如何在scala中为方法返回不同的未来类型

Question

Hi I am new to scala and I am stuck in a place as explained belore.

    def saveVariable(mappings: Seq):Future[SomeClass] = 
     if(mappings.nonEmpty) {
      // a method is called that return a Future[SomeClass] 
     } else Future.sucessfull(()) // need to return a empty future or

In the else part I do not want to do anything. I want to do an action only if mappings is nonEmpty.

But if I do something like this, obviously compiler complain that return type does not match for else part.

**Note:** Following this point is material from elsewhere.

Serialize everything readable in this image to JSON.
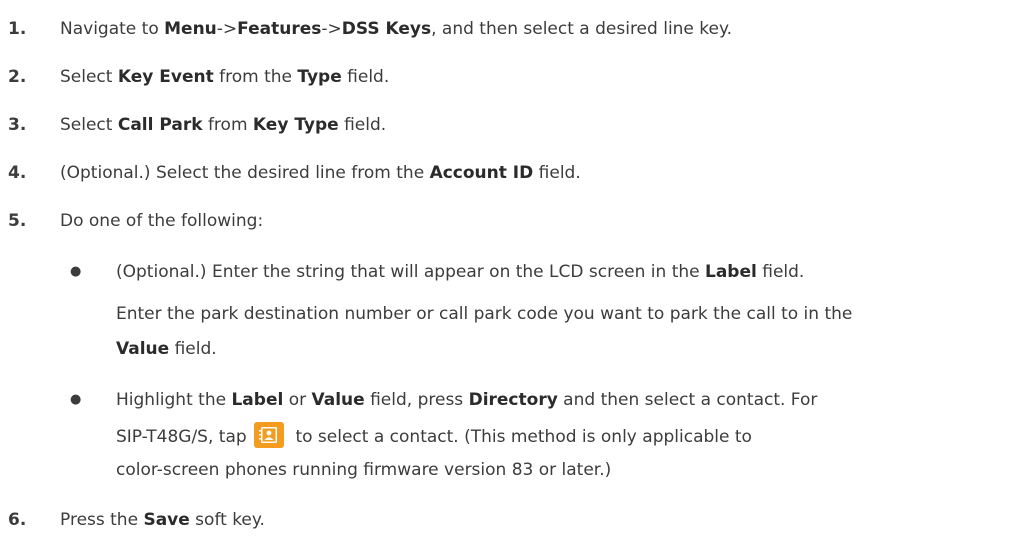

How can I solve this problem ??

Answer 1

Think about your user, how should he / she use the result of saveVariabl if it may be either SomClass or Unit ? You have to make explicit that behavior, and for that reason Either[L, R] exists.

def foo[T](mappings: Seq[T]): Future[SomeClass] =
  ???

def saveVariable[T](mappings: Seq[T]): Future[Either[Unit, SomeClass]] =
  if(mappings.nonEmpty)
      foo(mappings).map(sc => Right(sc))
  else
    Future.sucessfull(Left(()))

---

Also, since a Left of just Unit is basically meaningless, consider using Option[T] as @ale64bit suggested.

def saveVariable[T](mappings: Seq[T]): Future[Option[SomeClass]] =
  if(mappings.nonEmpty)
      foo(mappings).map(sc => Some(sc))
  else
    Future.sucessfull(None)

Answer 2

Future.sucessful(()) has type Future[Unit] (because () has type Unit ), which doesn't match the return type Future[SomeClass] . You are not providing SomeClass , so you would need to return Future.successful(new SomeClass()) or something like that, that actually has the expected type.

If you want to return a value that is sometimes missing, consider returning Future[Option[SomeClass]] instead and in the else branch you can return Future.successful(None) . However, you will need to wrap the return value with Some() for the other case.